How to launch attack on enemy King’s position? A common advice says: use pawn advance when players have castled on opposite sites, use pieces when castled on the same side. The following game by Fischer as White disregards the common wisdom and the pawn attack starts as early as the tenth move!

At the given position, you will see that White’s pieces are much better developed while Black seems to have a cramped position. This has been due to the retarded position of his central pawns. Fischer takes advantage of his greater space to start his attack.

It is instructive to go through the moves to see how such an attack can be orchestrated.


1. f4 Na5  
2. Qf3 Qc7  
3. g4 Nxb3  
4. axb3 Rb8  
5. g5 Nd7  
6. f5 Ne5  
7. Qg3 Kh8  
8. Nf5 Nxf3+  
9. Rxf3 b5  
10. Qh4 exf5  
11. exf5 Qc6  
12. Raf1 Bb7  
13. Bd4 b4  
14. Bxg7+ Kxg7  
15. Qh6+ Kh8  
16. g6 Qc5+  
17. R1f2 fxg6  
18. fxg6 Qg5+  
19. Qxg5 Bxg5  
20. Rxf8+ Rxf8  
21. Rxf8+ Kg7  
22. gxh7 Resigns  


Black King has to go for White’s Pawn, allowing the Rook to capture the QB after the check. White’s Rook and Knight plus the passed pawn at h2 against Black’s single Bishop are more than enough to win the game.


Tit for Tat in Chess Tactics?

White was considered the best player in the world when this game was played in the 19th century, and he was famous for his sacrificial attacks. But here, he was paid in his own coin by a player who is practically unknown today.

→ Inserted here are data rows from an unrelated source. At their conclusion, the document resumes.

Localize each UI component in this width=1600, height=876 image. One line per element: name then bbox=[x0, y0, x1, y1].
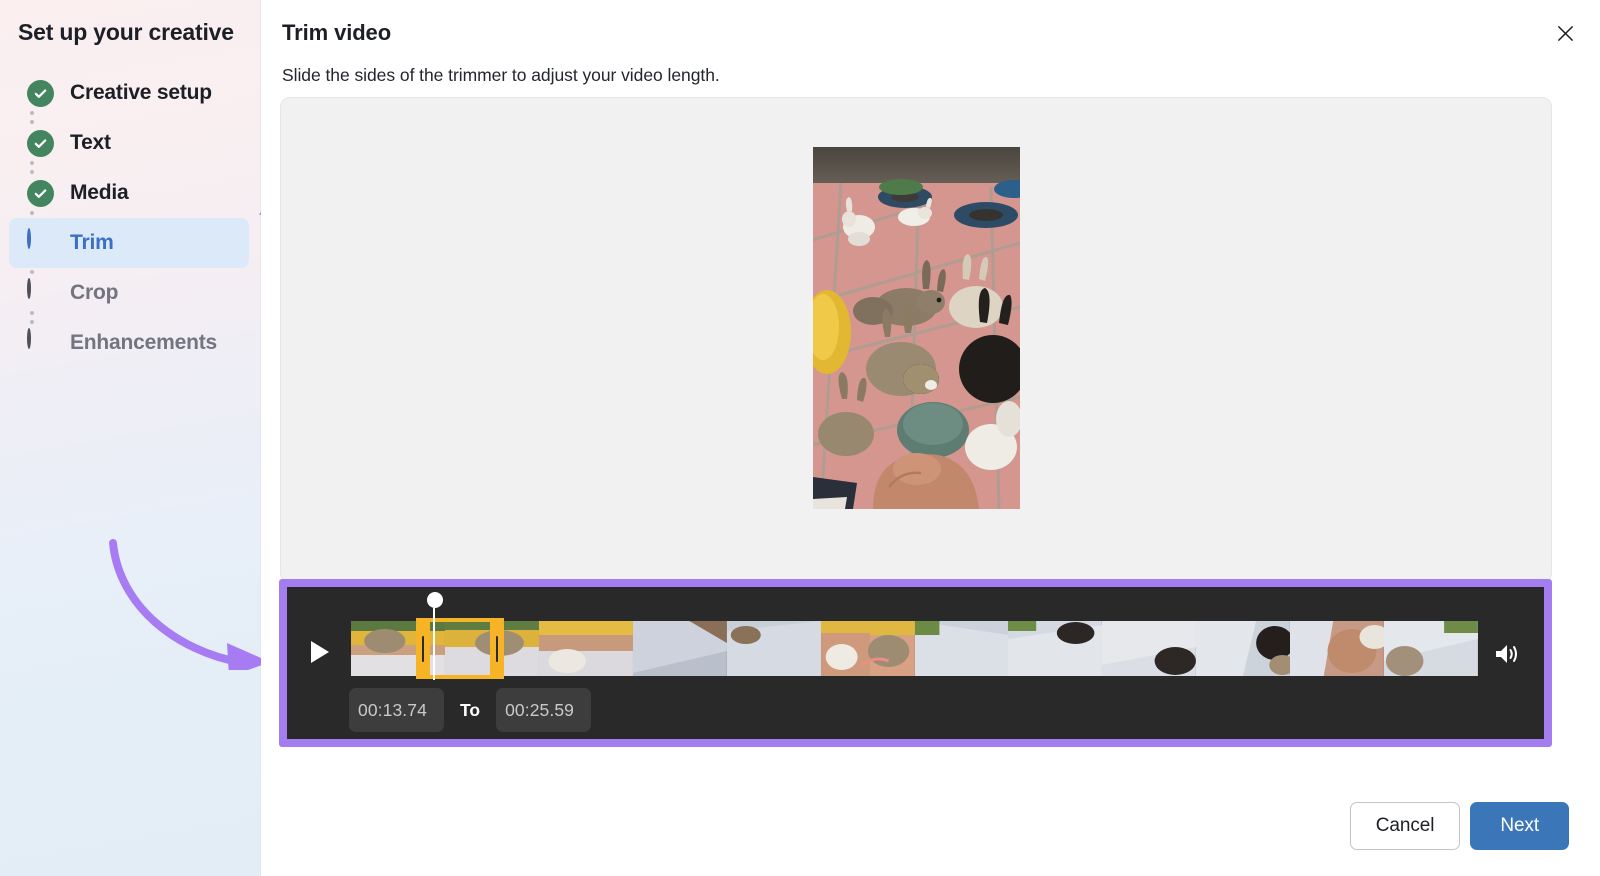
filmstrip-thumbnail[interactable] bbox=[538, 621, 633, 676]
sidebar-item-label: Creative setup bbox=[70, 81, 212, 104]
filmstrip-thumbnail[interactable] bbox=[726, 621, 821, 676]
filmstrip-thumbnail[interactable] bbox=[1196, 621, 1291, 676]
empty-circle-icon bbox=[27, 327, 54, 357]
dialog-footer: Cancel Next bbox=[1349, 802, 1569, 850]
sidebar-item-label: Text bbox=[70, 131, 111, 154]
check-circle-icon bbox=[27, 179, 54, 207]
next-button[interactable]: Next bbox=[1470, 802, 1569, 850]
filmstrip-thumbnail[interactable] bbox=[914, 621, 1009, 676]
half-circle-icon bbox=[27, 227, 54, 257]
video-preview-card bbox=[280, 97, 1552, 583]
page-subtitle: Slide the sides of the trimmer to adjust… bbox=[282, 65, 720, 85]
page-title: Trim video bbox=[282, 20, 392, 45]
sidebar-item-text[interactable]: Text bbox=[9, 118, 249, 168]
sidebar-item-label: Trim bbox=[70, 231, 114, 254]
sidebar-item-label: Crop bbox=[70, 281, 119, 304]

It will look that each player was trying to challenge the other to refute his tactical move! But Black had the last laugh. The game proceeded:

1. Nf6 gxf6  
2. exf6 Rg8  
3. fxe7 Rxg3  
4. e8=Q+ Kh7  
5. Nh4 Qd4  
6. Qe7 Qxf2+  
7. Kh1 Qxg2+  
8. Nxg2 Rh3#  


Black’s Qxf2 was expected but what about Qxg2? And look at the irony of it all. White gave a Queen to get back his Queen, Black gave a Queen to get opponent’s King!


Chess Trivia

I found a very interesting anecdote in Wikipedia.

The 1961 chess tournament at Bled, Slovenia is considered among the strongest tournaments in chess history. Bobby Fischer was among the participants.

It seems Fischer said that he intended to beat “all the Russians” at the tournament. Paul Keres reminded him that there were no “Russians” in the tournament! Mikhail Tal was a Latvian, Petrosian an Armenian, Efim Geller a Ukrainian, and Keres himself was an Estonian!

In any case, Fischer remained the only unbeaten player in the tournament and defeated the ultimate winner Mikhail Tal (a former World Champion, Fischer was yet to become one). Fischer came second after Tal.